Our living room floor is almost always covered with toys–usually some type of action figure of my four-year-old son’s as well as some random baby toys–and walking through it is like trying to step through a minefield. Sometimes there’s so much stuff scattered around that we just have to clear space, for instance, so baby G can use his walker. It’s all part of the general disarray of B’s enormous collection of toys. He will frequently ask me to help him find something–like all his Captain Americas–and I will use the opportunity to point out that if he were to put his toys up (man, I bet that’s annoying) we’d know where they were.
So far, it’s seemed to have little to no effect, but then randomly Monday evening we were sitting on the living room rug in the midst of the chaos when out of nowhere he said, “Let’s clean up,” and for the next few minutes–with me joining in–picked up all his toys, putting his action figures in the “men” bucket–“There’s an incredible investment of money in there,” I thought to myself–G’s stuff in his respective container, etc., until the living room looked almost pristine. Then it was off to bed for both of the kids. The next morning, it was amazing to come downstairs to a completely clean room. I briefly mentioned it to the old lady but then dropped the topic, not wanting to jinx whatever spirit had come over B. I just hope it returns.

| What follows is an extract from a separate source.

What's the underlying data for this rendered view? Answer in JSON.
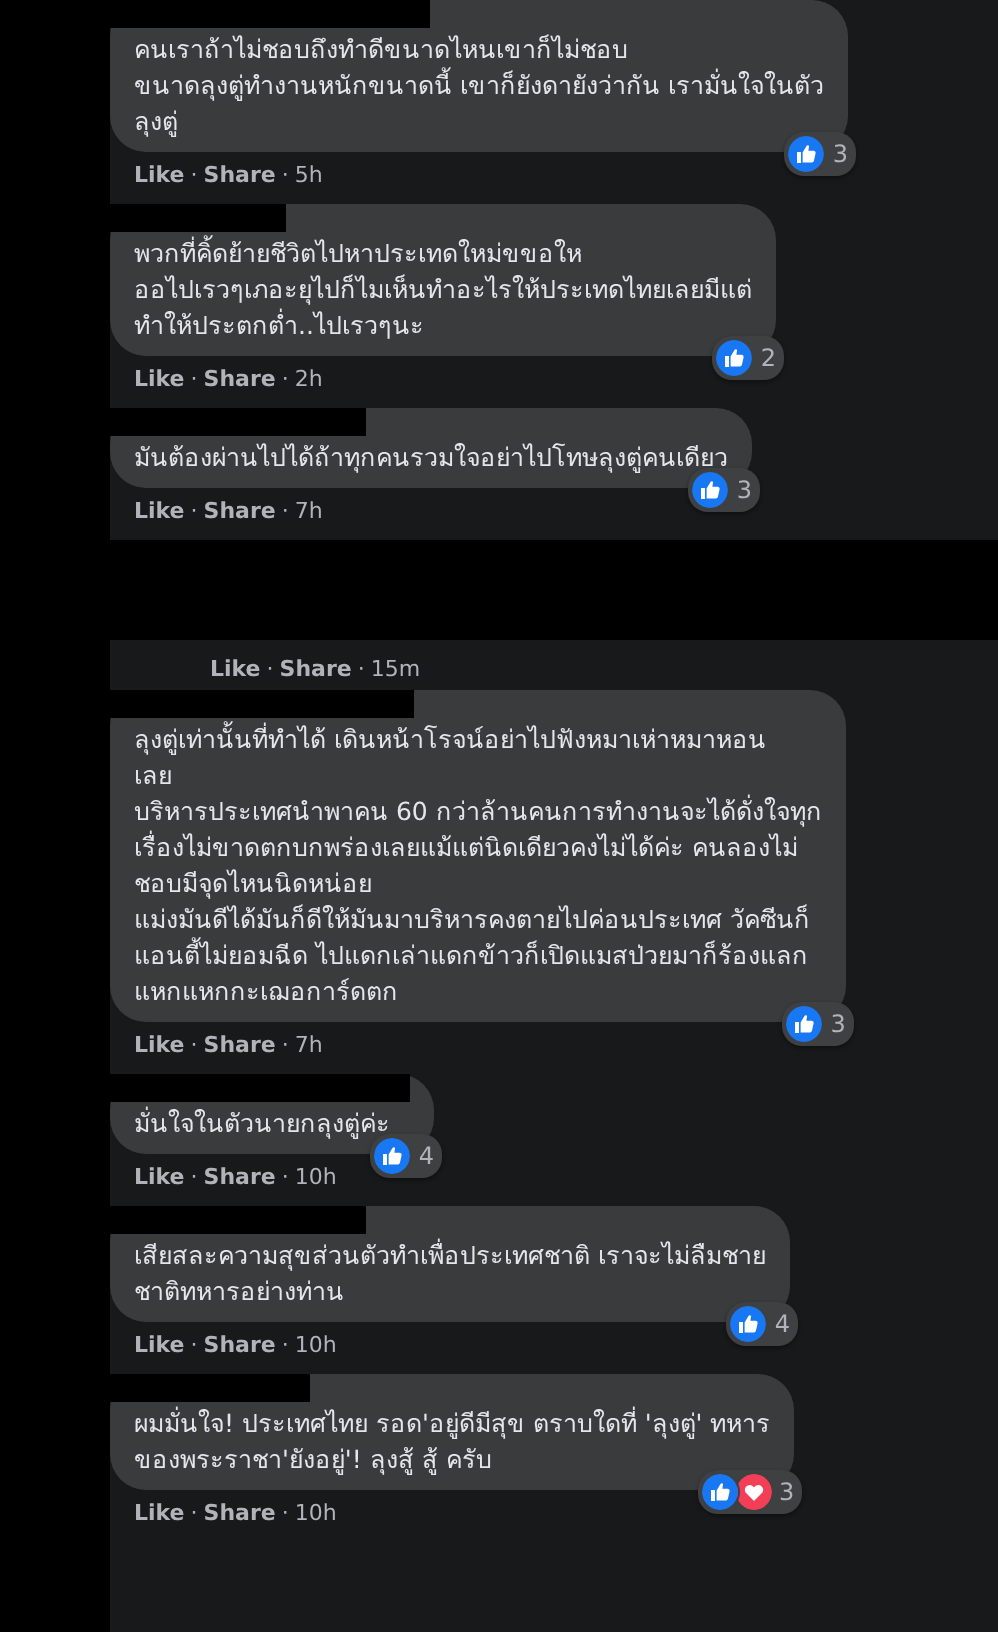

Okay, G fought the bottle repeatedly and B had to skip his nap, but we survived. We even made it to a park–Monticello Trail–in the late morning where we played for an hour-and-a-half. For a full thirty minutes before we arrived, though, G cried and screamed, angry that he could not suckle from his mama, incensed that I was shoving this rubber nipple in his mouth. So what if it dispensed her milk?
When we got to the park he was still pissed but I was hoping that being pushed in the stroller would mollify him, and I wasn’t quite sure how much milk had already made it into his gullet. After 30 feet, B running ahead of me while I tried to keep tabs on him, I pulled out the bottle and gingerly put it in G’s mouth. He seemed to take it but milk was still spilling out the sides of his mouth. We continued this pattern, lurching 30, 40, 50 feet, then a little feeding, until we reached our destination, two hollowed out giant tree trunks laid on their sides.
I had brought a few of B’s toys–three Super Hero Squaddies–and he scooped them up and started playing while I stuck the bottle back in G’s mouth and he finally caved, sucking it right down. Glorious. His belly full, he then passed out and for the next hour B (and I) played, throwing his Squaddies through the holes in the old tree.
In the pic, B is about to lob Dr. Doom into one of the holes. If you’re wondering why he has no shirt on, when I first started feeding G at the park B ran over and said he had to pee so I told him to just do it in the grass and that he had to go by himself. He got his shorts down but didn’t lift his shirt all the way. That was hours ago, though, and now the kids are outside with their mama. As a result, I can sit back, sip a PBR, and rest up for tomorrow.